Gone are the days of rocking up to a movie 5 minutes in and having to suffer the outrageous fortune of a stiff neck, nay i say. With mere minutes of starting time you can have the best seat in the house providing no one else has picked it ending years of movie snobbery as camping for seats and waiting in long lines goes the way of the Dodo. No more small talk in the line, no more "Oh you like Diesel Sweeties? I like Diesel Sweeties too!"
Does this spell the end of social interaction with no time wasted in the cinema foyer? Are we condemned to SMS/IM/Email as our primary communication media never to talk directly to another human being unless trapped in a lift with half of the Swedish women's volleyball team? Are we condemning ourselves to Self & IM-5s? Whats next, ticket stubs like a deli for using the pool table at the local? Now ready pagers for restaurant toilet stalls?
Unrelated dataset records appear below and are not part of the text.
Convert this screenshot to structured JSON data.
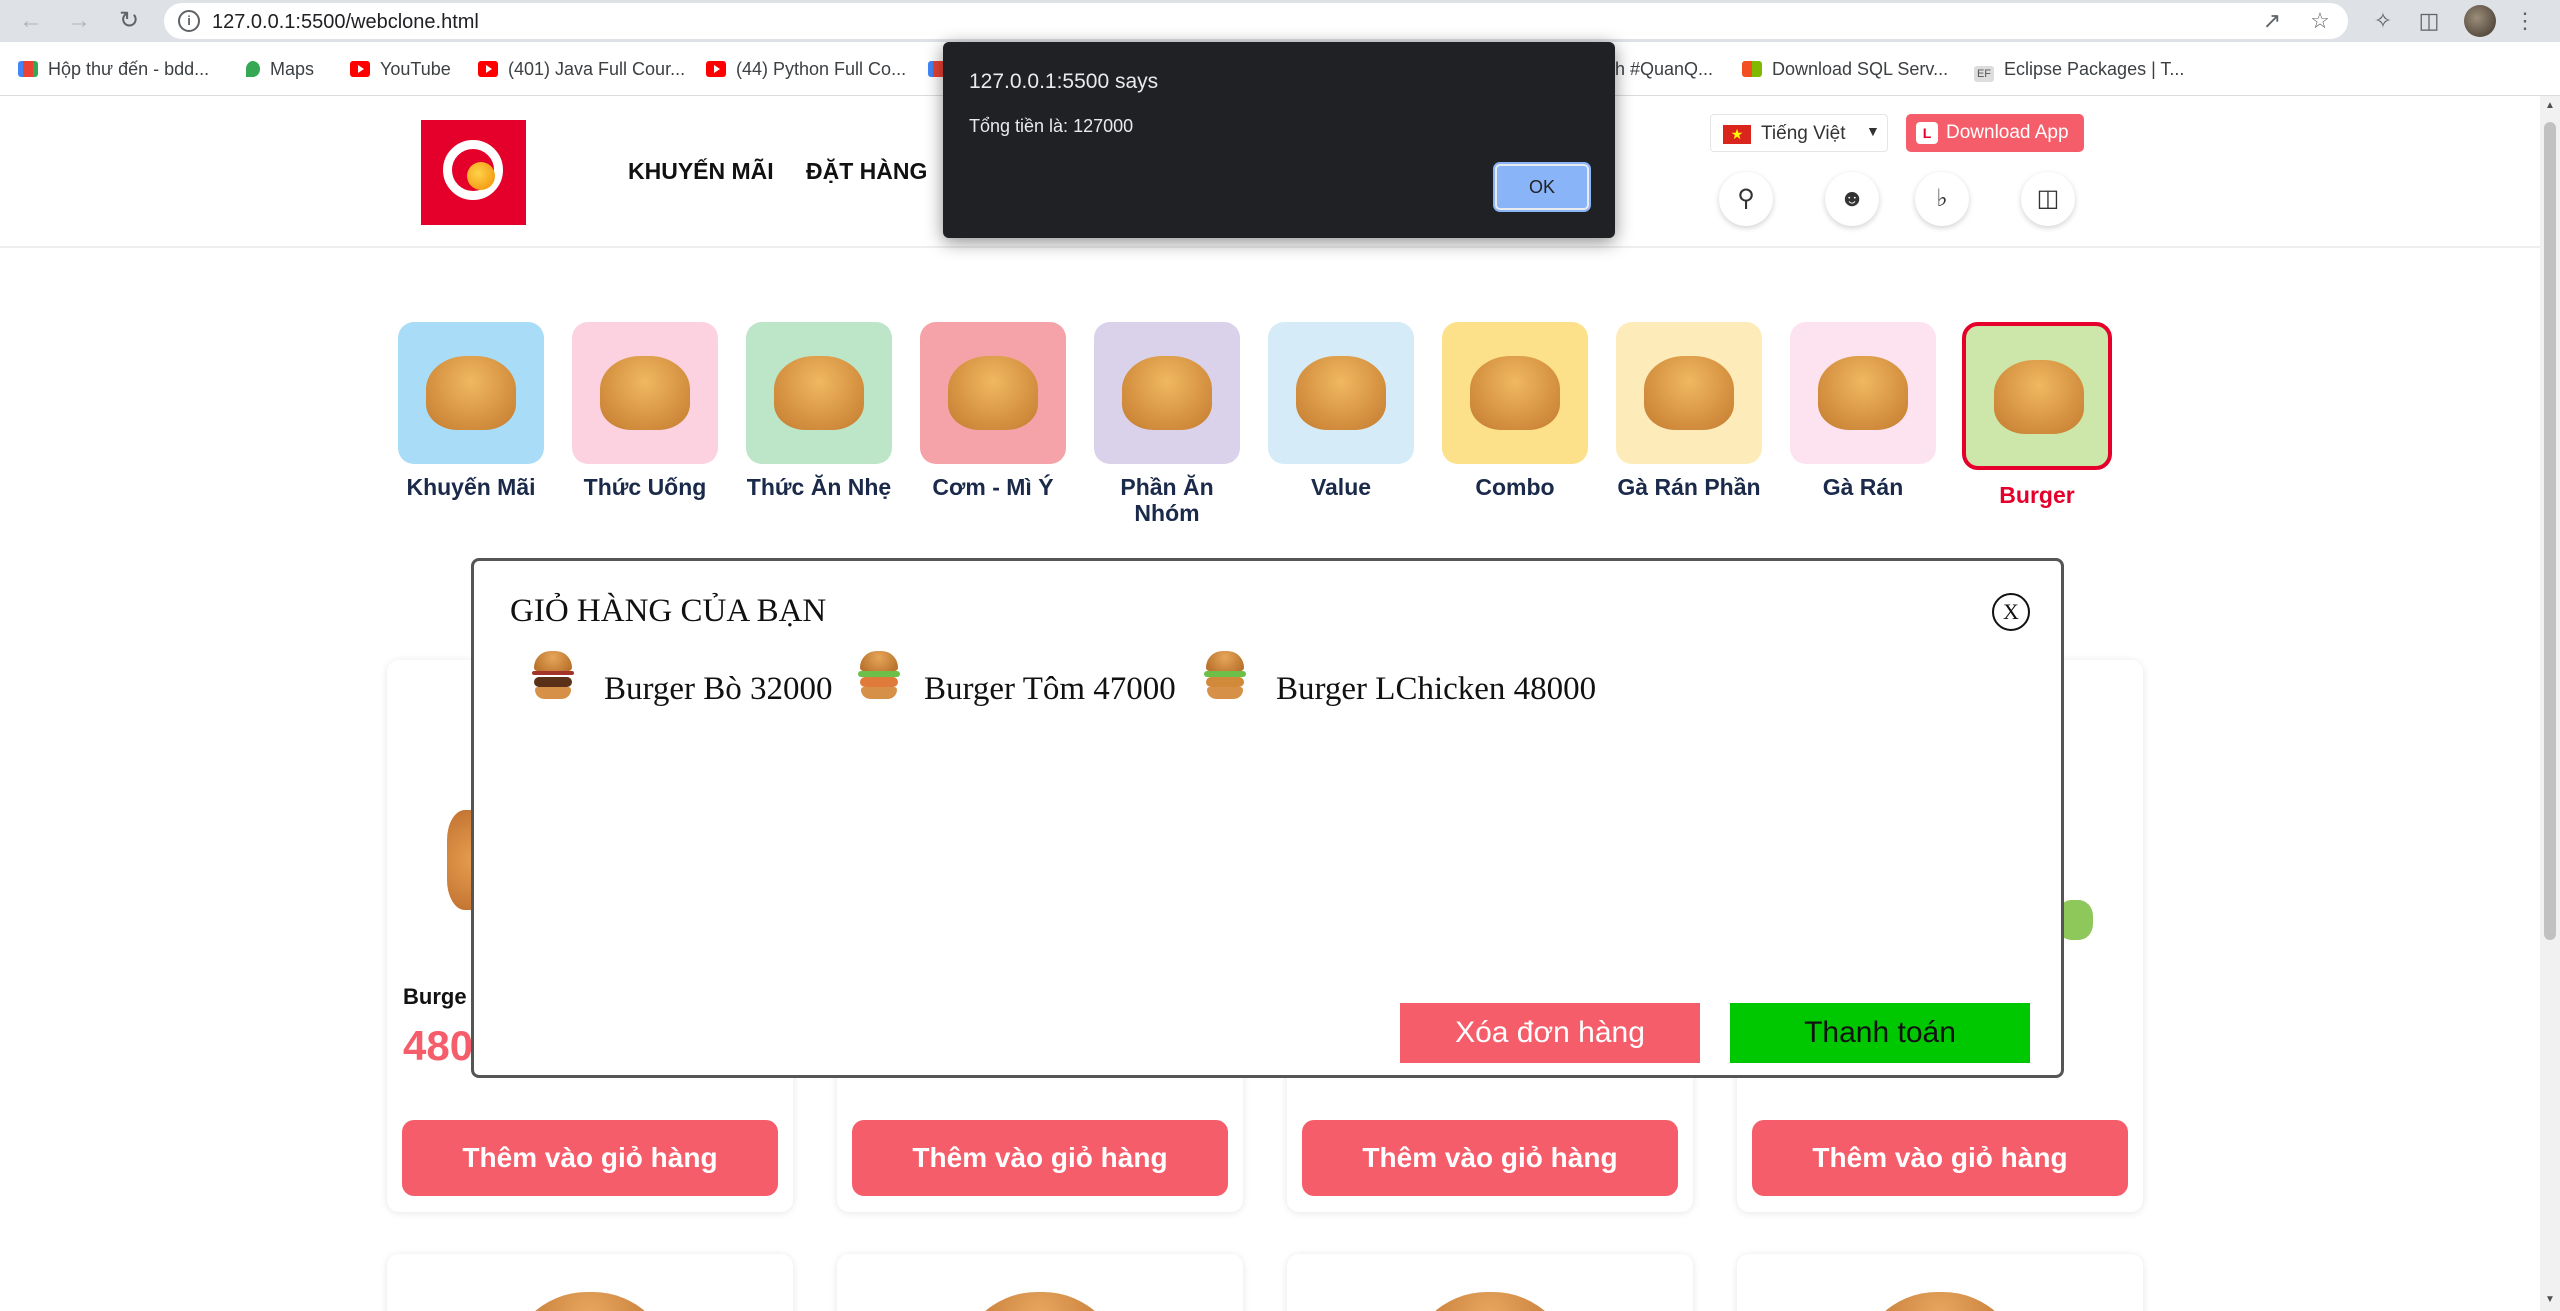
{
  "browser": {
    "url": "127.0.0.1:5500/webclone.html",
    "bookmarks": [
      {
        "label": "Hộp thư đến - bdd...",
        "icon": "gmail-icon"
      },
      {
        "label": "Maps",
        "icon": "maps-icon"
      },
      {
        "label": "YouTube",
        "icon": "youtube-icon"
      },
      {
        "label": "(401) Java Full Cour...",
        "icon": "youtube-icon"
      },
      {
        "label": "(44) Python Full Co...",
        "icon": "youtube-icon"
      },
      {
        "label": "ch #QuanQ...",
        "icon": ""
      },
      {
        "label": "Download SQL Serv...",
        "icon": "microsoft-icon"
      },
      {
        "label": "Eclipse Packages | T...",
        "icon": "eclipse-icon"
      }
    ]
  },
  "alert": {
    "heading": "127.0.0.1:5500 says",
    "message": "Tổng tiền là: 127000",
    "ok_label": "OK"
  },
  "header": {
    "menu": [
      "KHUYẾN MÃI",
      "ĐẶT HÀNG"
    ],
    "language": "Tiếng Việt",
    "download_app": "Download App",
    "icons": [
      "location-icon",
      "user-icon",
      "bell-icon",
      "shopping-bag-icon"
    ]
  },
  "categories": [
    {
      "label": "Khuyến Mãi",
      "bg": "#a9dcf6"
    },
    {
      "label": "Thức Uống",
      "bg": "#fcd2e1"
    },
    {
      "label": "Thức Ăn Nhẹ",
      "bg": "#bde5c8"
    },
    {
      "label": "Cơm - Mì Ý",
      "bg": "#f5a3a8"
    },
    {
      "label": "Phần Ăn Nhóm",
      "bg": "#d9d2ea"
    },
    {
      "label": "Value",
      "bg": "#d5ebf7"
    },
    {
      "label": "Combo",
      "bg": "#fde08a"
    },
    {
      "label": "Gà Rán Phần",
      "bg": "#fdebb9"
    },
    {
      "label": "Gà Rán",
      "bg": "#fde3ef"
    },
    {
      "label": "Burger",
      "bg": "#cde6a9",
      "active": true
    }
  ],
  "cards": [
    {
      "name": "Burge",
      "price": "480",
      "button": "Thêm vào giỏ hàng"
    },
    {
      "button": "Thêm vào giỏ hàng"
    },
    {
      "button": "Thêm vào giỏ hàng"
    },
    {
      "button": "Thêm vào giỏ hàng"
    }
  ],
  "cart": {
    "title": "GIỎ HÀNG CỦA BẠN",
    "close_label": "X",
    "items": [
      {
        "label": "Burger Bò  32000"
      },
      {
        "label": "Burger Tôm  47000"
      },
      {
        "label": "Burger LChicken  48000"
      }
    ],
    "clear_label": "Xóa đơn hàng",
    "pay_label": "Thanh toán",
    "colors": {
      "clear": "#f65d6a",
      "pay": "#00c800"
    }
  },
  "colors": {
    "brand": "#e4002b",
    "accent": "#f65d6a"
  }
}
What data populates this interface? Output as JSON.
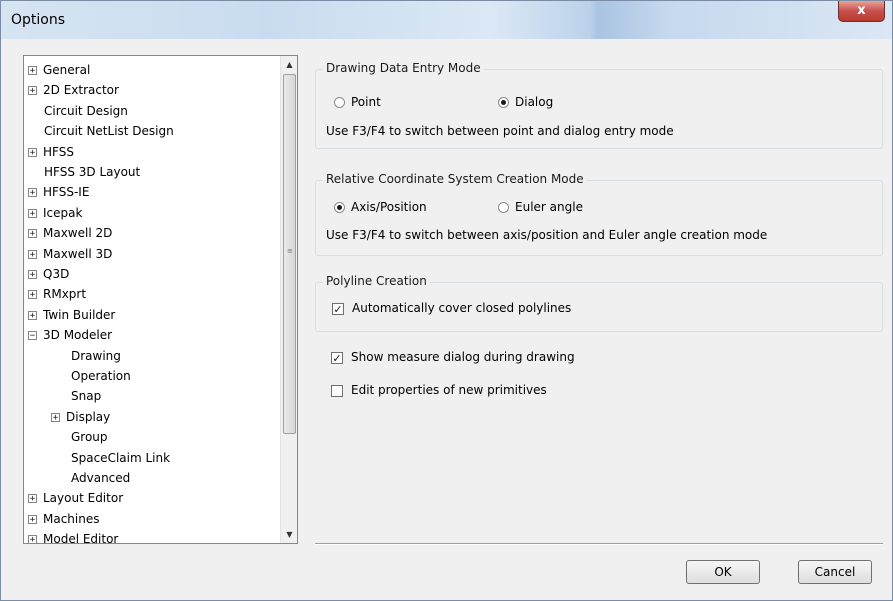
{
  "window": {
    "title": "Options",
    "close_glyph": "x"
  },
  "tree": {
    "items": [
      {
        "label": "General",
        "expander": "+"
      },
      {
        "label": "2D Extractor",
        "expander": "+"
      },
      {
        "label": "Circuit Design",
        "expander": ""
      },
      {
        "label": "Circuit NetList Design",
        "expander": ""
      },
      {
        "label": "HFSS",
        "expander": "+"
      },
      {
        "label": "HFSS 3D Layout",
        "expander": ""
      },
      {
        "label": "HFSS-IE",
        "expander": "+"
      },
      {
        "label": "Icepak",
        "expander": "+"
      },
      {
        "label": "Maxwell 2D",
        "expander": "+"
      },
      {
        "label": "Maxwell 3D",
        "expander": "+"
      },
      {
        "label": "Q3D",
        "expander": "+"
      },
      {
        "label": "RMxprt",
        "expander": "+"
      },
      {
        "label": "Twin Builder",
        "expander": "+"
      },
      {
        "label": "3D Modeler",
        "expander": "−"
      },
      {
        "label": "Drawing",
        "expander": "",
        "selected": true
      },
      {
        "label": "Operation",
        "expander": ""
      },
      {
        "label": "Snap",
        "expander": ""
      },
      {
        "label": "Display",
        "expander": "+"
      },
      {
        "label": "Group",
        "expander": ""
      },
      {
        "label": "SpaceClaim Link",
        "expander": ""
      },
      {
        "label": "Advanced",
        "expander": ""
      },
      {
        "label": "Layout Editor",
        "expander": "+"
      },
      {
        "label": "Machines",
        "expander": "+"
      },
      {
        "label": "Model Editor",
        "expander": "+"
      }
    ],
    "scroll_up_glyph": "▲",
    "scroll_down_glyph": "▼",
    "grip_glyph": "≡"
  },
  "drawing_entry": {
    "legend": "Drawing Data Entry Mode",
    "option_point": "Point",
    "option_dialog": "Dialog",
    "selected": "Dialog",
    "hint": "Use F3/F4 to switch between point and dialog entry mode"
  },
  "relative_cs": {
    "legend": "Relative Coordinate System Creation Mode",
    "option_axis": "Axis/Position",
    "option_euler": "Euler angle",
    "selected": "Axis/Position",
    "hint": "Use F3/F4 to switch between axis/position and Euler angle creation mode"
  },
  "polyline": {
    "legend": "Polyline Creation",
    "auto_cover_label": "Automatically cover closed polylines",
    "auto_cover_checked": true
  },
  "show_measure": {
    "label": "Show measure dialog during drawing",
    "checked": true
  },
  "edit_props": {
    "label": "Edit properties of new primitives",
    "checked": false
  },
  "buttons": {
    "ok": "OK",
    "cancel": "Cancel"
  }
}
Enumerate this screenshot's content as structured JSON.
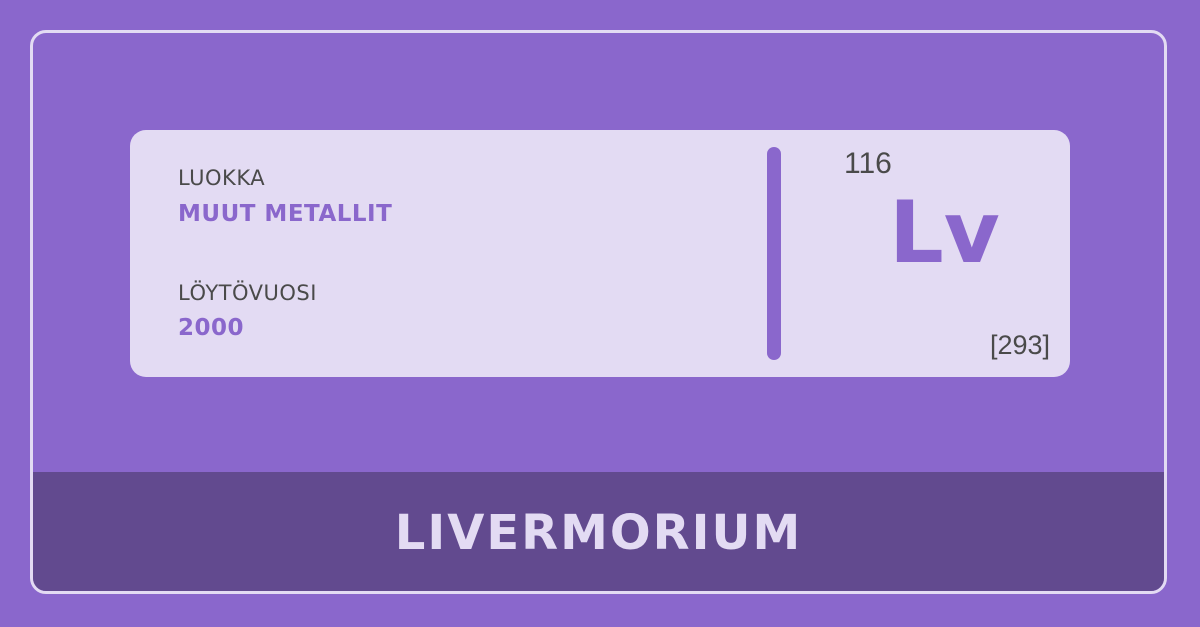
{
  "element": {
    "category_label": "LUOKKA",
    "category_value": "MUUT METALLIT",
    "discovery_label": "LÖYTÖVUOSI",
    "discovery_year": "2000",
    "atomic_number": "116",
    "symbol": "Lv",
    "atomic_mass": "[293]",
    "name": "LIVERMORIUM"
  },
  "colors": {
    "background": "#8a67cc",
    "card": "#e3dbf3",
    "accent": "#8a67cc",
    "footer": "#624a8f",
    "text": "#4a4a4a"
  }
}
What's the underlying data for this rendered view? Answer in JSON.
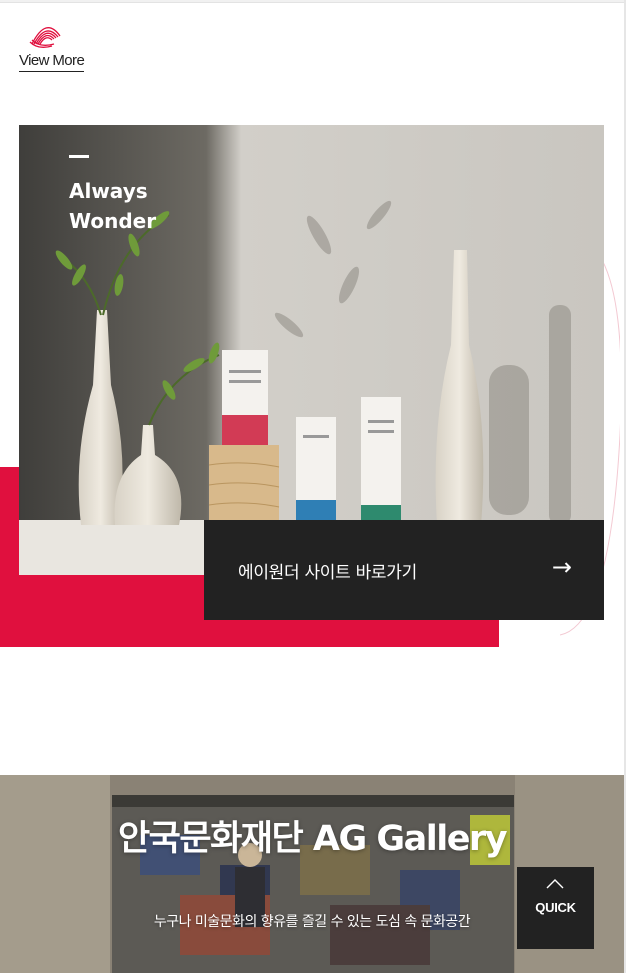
{
  "brand": {
    "logo_icon": "sunburst-logo-icon",
    "view_more_label": "View More",
    "accent_color": "#e0103e"
  },
  "promo": {
    "tagline_line1": "Always",
    "tagline_line2": "Wonder",
    "link_label": "에이원더 사이트 바로가기",
    "link_arrow": "→",
    "link_icon": "arrow-right-icon"
  },
  "gallery": {
    "title": "안국문화재단 AG Gallery",
    "subtitle": "누구나 미술문화의 향유를 즐길 수 있는 도심 속 문화공간"
  },
  "quick_menu": {
    "label": "QUICK",
    "icon": "chevron-up-icon"
  }
}
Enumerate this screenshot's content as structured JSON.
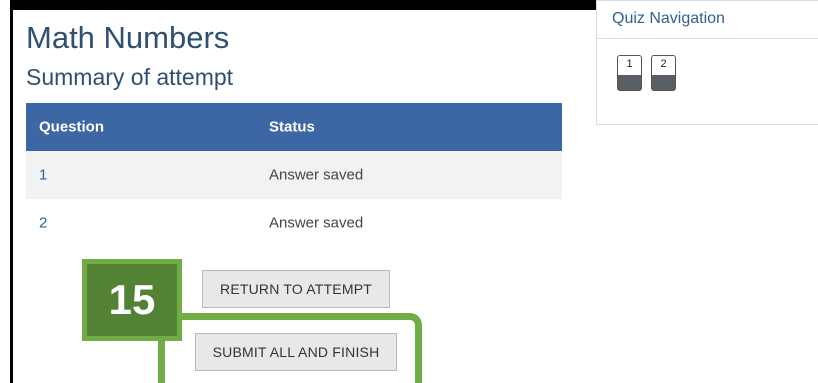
{
  "page": {
    "title": "Math Numbers",
    "subtitle": "Summary of attempt"
  },
  "table": {
    "headers": {
      "question": "Question",
      "status": "Status"
    },
    "rows": [
      {
        "question": "1",
        "status": "Answer saved"
      },
      {
        "question": "2",
        "status": "Answer saved"
      }
    ]
  },
  "buttons": {
    "return_label": "RETURN TO ATTEMPT",
    "submit_label": "SUBMIT ALL AND FINISH"
  },
  "annotation": {
    "step_number": "15",
    "color": "#70ad47"
  },
  "quiz_navigation": {
    "title": "Quiz Navigation",
    "buttons": [
      "1",
      "2"
    ]
  },
  "colors": {
    "header_bg": "#3d66a4",
    "title_text": "#2f4f72",
    "link_text": "#2f5f96"
  }
}
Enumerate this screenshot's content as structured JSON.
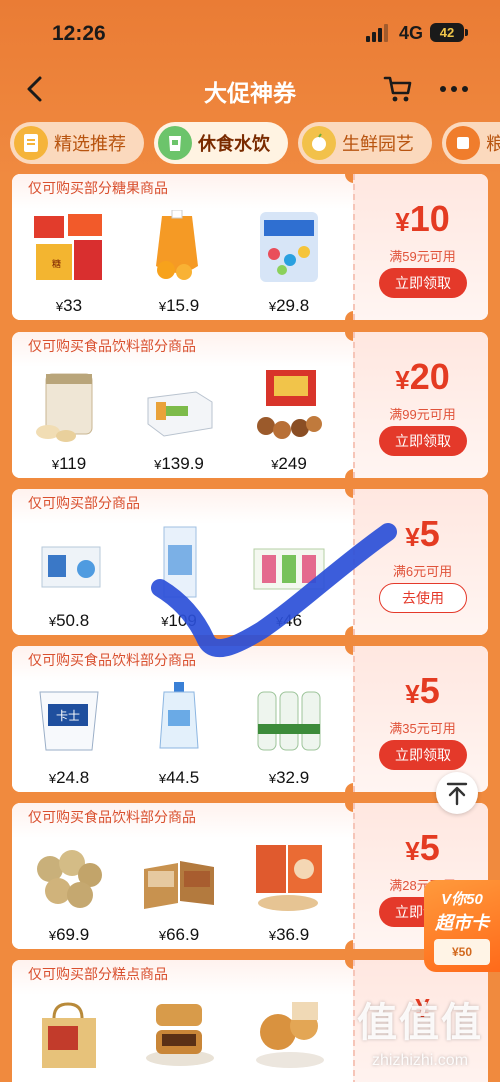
{
  "status": {
    "time": "12:26",
    "network": "4G",
    "battery": "42"
  },
  "nav": {
    "title": "大促神券",
    "back_icon": "chevron-left-icon",
    "cart_icon": "cart-icon",
    "more_icon": "more-dots-icon"
  },
  "tabs": [
    {
      "label": "精选推荐",
      "active": false,
      "icon_color": "#f5b43a"
    },
    {
      "label": "休食水饮",
      "active": true,
      "icon_color": "#6cc46b"
    },
    {
      "label": "生鲜园艺",
      "active": false,
      "icon_color": "#f2c14a"
    },
    {
      "label": "粮",
      "active": false,
      "icon_color": "#f07d2c"
    }
  ],
  "coupons": [
    {
      "scope": "仅可购买部分糖果商品",
      "currency": "¥",
      "amount": "10",
      "condition": "满59元可用",
      "button": "立即领取",
      "button_style": "filled",
      "products": [
        {
          "price": "33"
        },
        {
          "price": "15.9"
        },
        {
          "price": "29.8"
        }
      ]
    },
    {
      "scope": "仅可购买食品饮料部分商品",
      "currency": "¥",
      "amount": "20",
      "condition": "满99元可用",
      "button": "立即领取",
      "button_style": "filled",
      "products": [
        {
          "price": "119"
        },
        {
          "price": "139.9"
        },
        {
          "price": "249"
        }
      ]
    },
    {
      "scope": "仅可购买部分商品",
      "currency": "¥",
      "amount": "5",
      "condition": "满6元可用",
      "button": "去使用",
      "button_style": "outline",
      "products": [
        {
          "price": "50.8"
        },
        {
          "price": "109"
        },
        {
          "price": "46"
        }
      ]
    },
    {
      "scope": "仅可购买食品饮料部分商品",
      "currency": "¥",
      "amount": "5",
      "condition": "满35元可用",
      "button": "立即领取",
      "button_style": "filled",
      "products": [
        {
          "price": "24.8"
        },
        {
          "price": "44.5"
        },
        {
          "price": "32.9"
        }
      ]
    },
    {
      "scope": "仅可购买食品饮料部分商品",
      "currency": "¥",
      "amount": "5",
      "condition": "满28元可用",
      "button": "立即领取",
      "button_style": "filled",
      "products": [
        {
          "price": "69.9"
        },
        {
          "price": "66.9"
        },
        {
          "price": "36.9"
        }
      ]
    },
    {
      "scope": "仅可购买部分糕点商品",
      "currency": "¥",
      "amount": "",
      "condition": "",
      "button": "",
      "button_style": "filled",
      "products": [
        {
          "price": ""
        },
        {
          "price": ""
        },
        {
          "price": ""
        }
      ]
    }
  ],
  "floating": {
    "scroll_top_icon": "arrow-up-to-top-icon",
    "vip_line1": "V你50",
    "vip_line2": "超市卡",
    "vip_badge": "¥50"
  },
  "watermark": {
    "logo": "值值值",
    "site": "zhizhizhi.com"
  },
  "colors": {
    "background": "#f08a3e",
    "accent_red": "#e4392a",
    "tab_active_bg": "#fff3e2"
  }
}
Modern inconvenience is one of the social lubricants of the current electronic age. That and Guitar Hero/Rock Band with a full bottle of something tasty. Say nay to absolutely everything being handed on a silver platter and welcome those things that makes you go outside into the world. Its better than being discovered 2 months from now after falling in your apartment partially digested by your legion of cats by a neighbour investigating a weird smell.
Andy. Man in search of the perfect spot to watch the world go by... which does table service.